Not fact, but theory.

  • Elisabeth Kubler-Ross developed a stage theory of death and dying built on extensive interviews with people who were dying and with those who cared for them:
    • Stage 1 – Denial.  Denial comes in several forms.  A patient may flatly reject the diagnosis, simply refusing to believe the news.  In other forms of denial, patients fluctuate between refusing to accept the news and, at other times, confiding that they know they are going to die.  Patients deal with loneliness, internal conflict, guilt and feelings of the meaningless of their lives.  
    • Stage 2 – Anger.  A dying person may be angry at everyone – people who are in good health, their spouses and other family members, those who are caring for them, their children.  They may lash out at others, and wonder – out loud – why they are dying and not someone else.

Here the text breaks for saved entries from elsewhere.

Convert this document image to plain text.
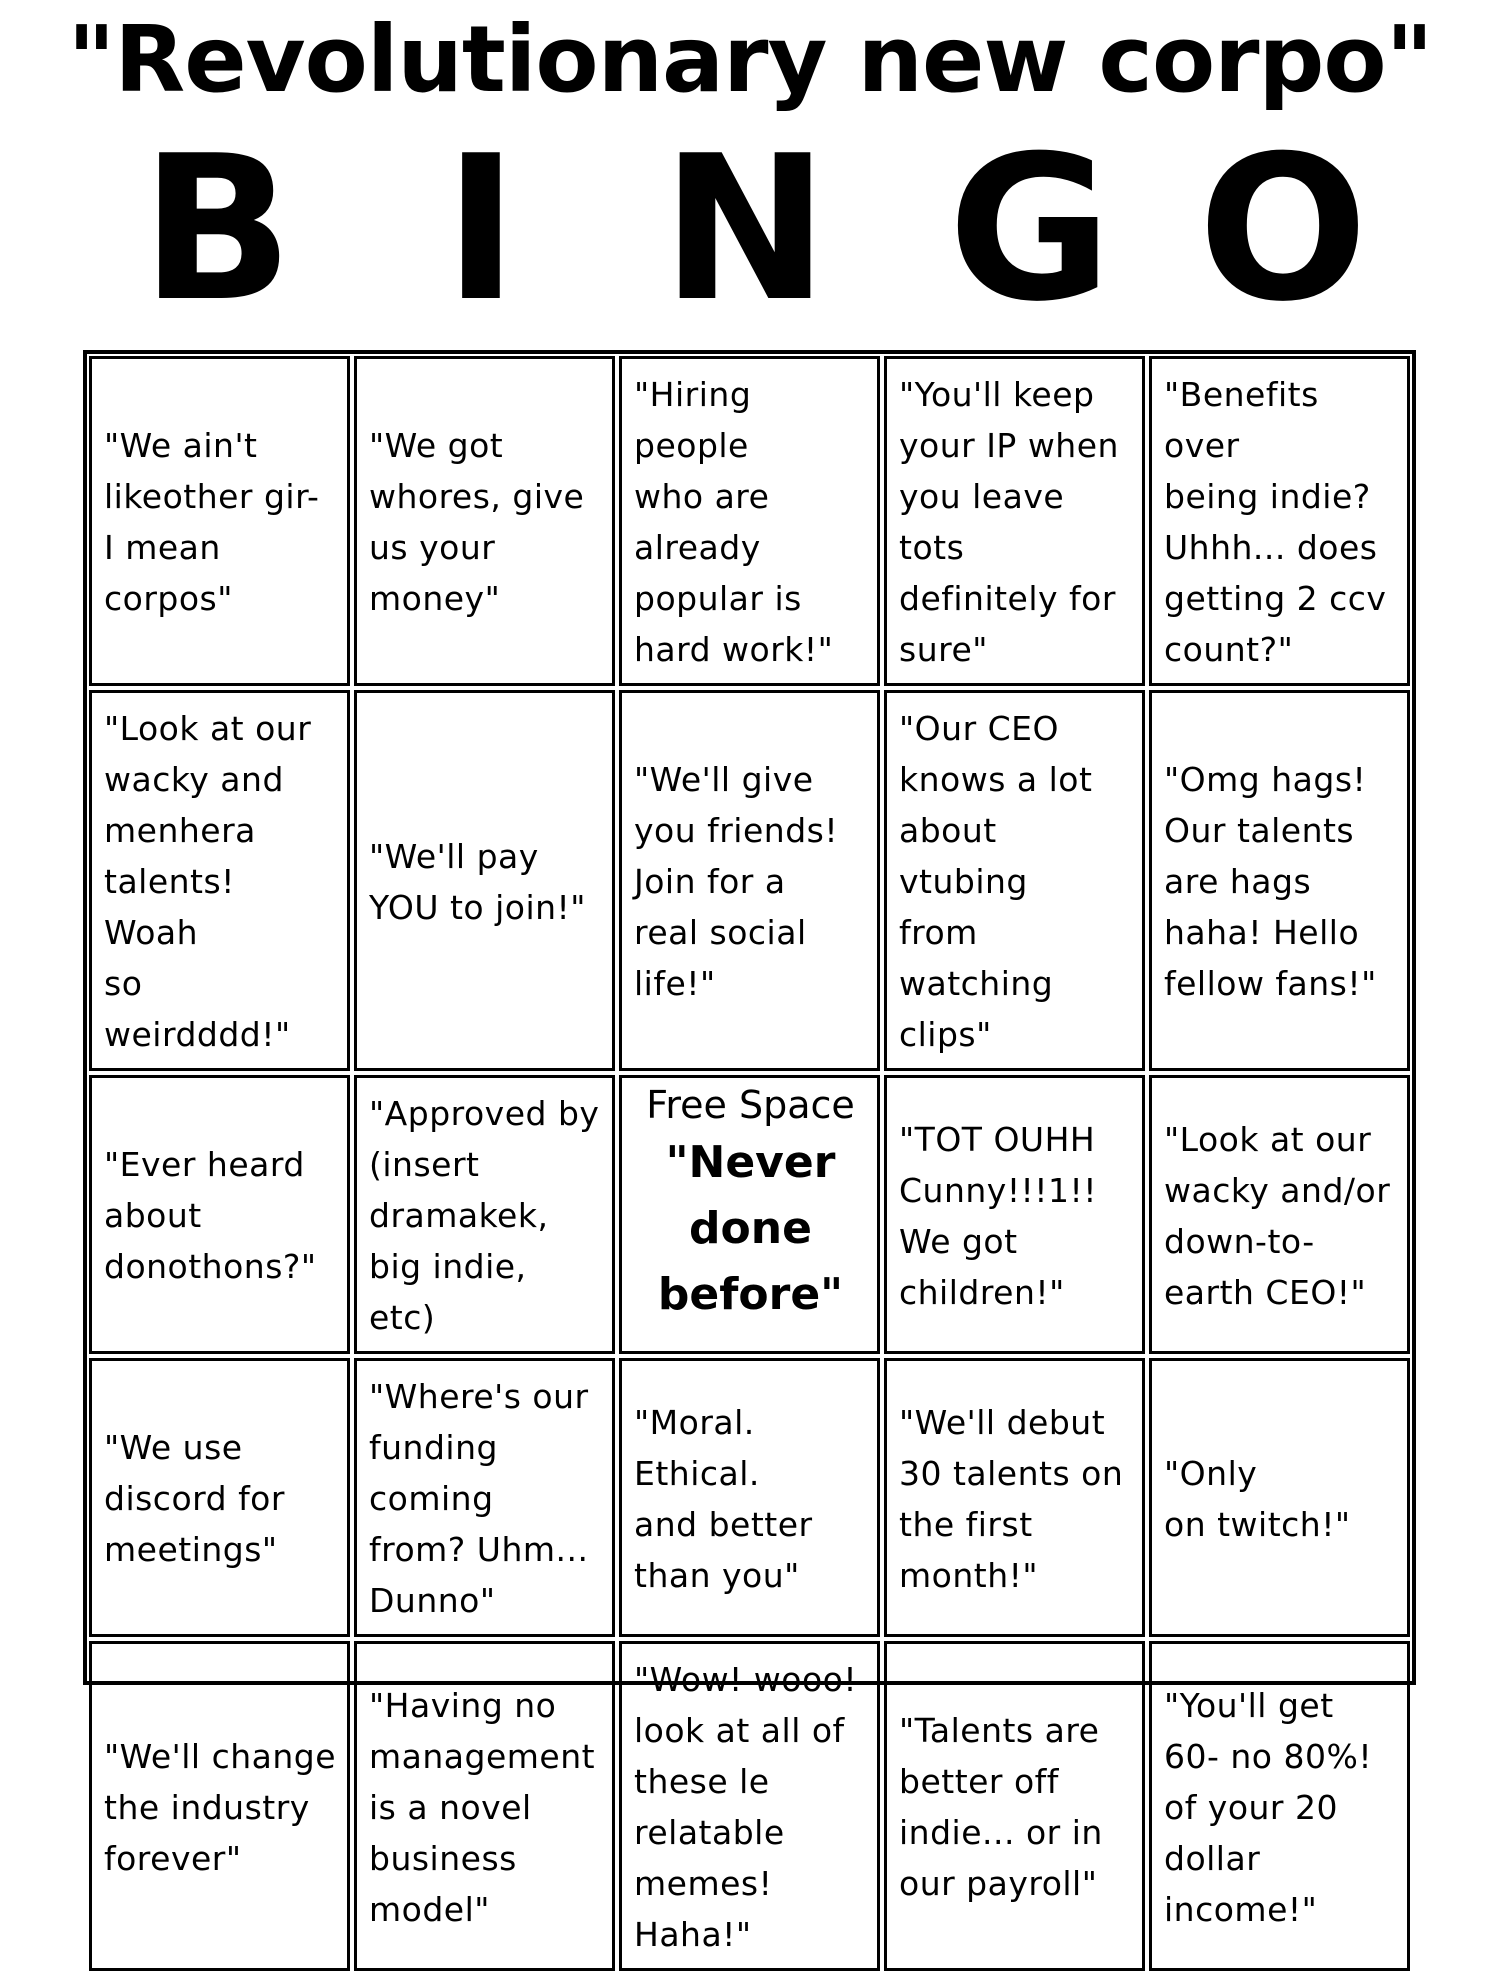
"Revolutionary new corpo"
B I N G O
"We ain't
likeother gir-
I mean
corpos"
"We got
whores, give
us your
money"
"Hiring people
who are
already
popular is
hard work!"
"You'll keep
your IP when
you leave tots
definitely for
sure"
"Benefits over
being indie?
Uhhh... does
getting 2 ccv
count?"
"Look at our
wacky and
menhera
talents! Woah
so weirdddd!"
"We'll pay
YOU to join!"
"We'll give
you friends!
Join for a
real social
life!"
"Our CEO
knows a lot
about vtubing
from watching
clips"
"Omg hags!
Our talents
are hags
haha! Hello
fellow fans!"
"Ever heard
about
donothons?"
"Approved by
(insert
dramakek,
big indie, etc)
Free Space
"Never
done
before"
"TOT OUHH
Cunny!!!1!!
We got
children!"
"Look at our
wacky and/or
down-to-
earth CEO!"
"We use
discord for
meetings"
"Where's our
funding coming
from? Uhm...
Dunno"
"Moral.
Ethical.
and better
than you"
"We'll debut
30 talents on
the first
month!"
"Only
on twitch!"
"We'll change
the industry
forever"
"Having no
management
is a novel
business
model"
"Wow! wooo!
look at all of
these le
relatable
memes! Haha!"
"Talents are
better off
indie... or in
our payroll"
"You'll get
60- no 80%!
of your 20
dollar income!"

    • Stage 3:  Bargaining.  In the bargaining stage, dying people try to negotiate their way out of death.  In some ways, bargaining seems to have positive consequences.  Although death cannot be postponed indefinitely, having a goal of attending a particular event or living until a certain time may in fact delay death until then.  However, there is a gradual realization of the real consequences of their condition.  
    • Stage 4:  Depression.  Realizing that the issue is settled and they cannot bargain their way out of death, people are overwhelmed with a deep sense of loss.  They know that they are losing their loved ones and that their lives are coming to an end.  The depression they experience may be of two types.  In reactive depression, the feelings of sadness are based on events that have already occurred:  the loss of dignity that may accompany medical procedures, the end of a job, or the knowledge that one will never return home.  On the other hand, dying people also experience preparatory depression, feeling sadness over future losses.  They know that death will bring an end to their relationships with others, and that they will never see future generations.
    • Stage 5:  Acceptance.  In this last stage people are fully aware that they are dying.  Increasingly self-reliant, they have made peace with themselves.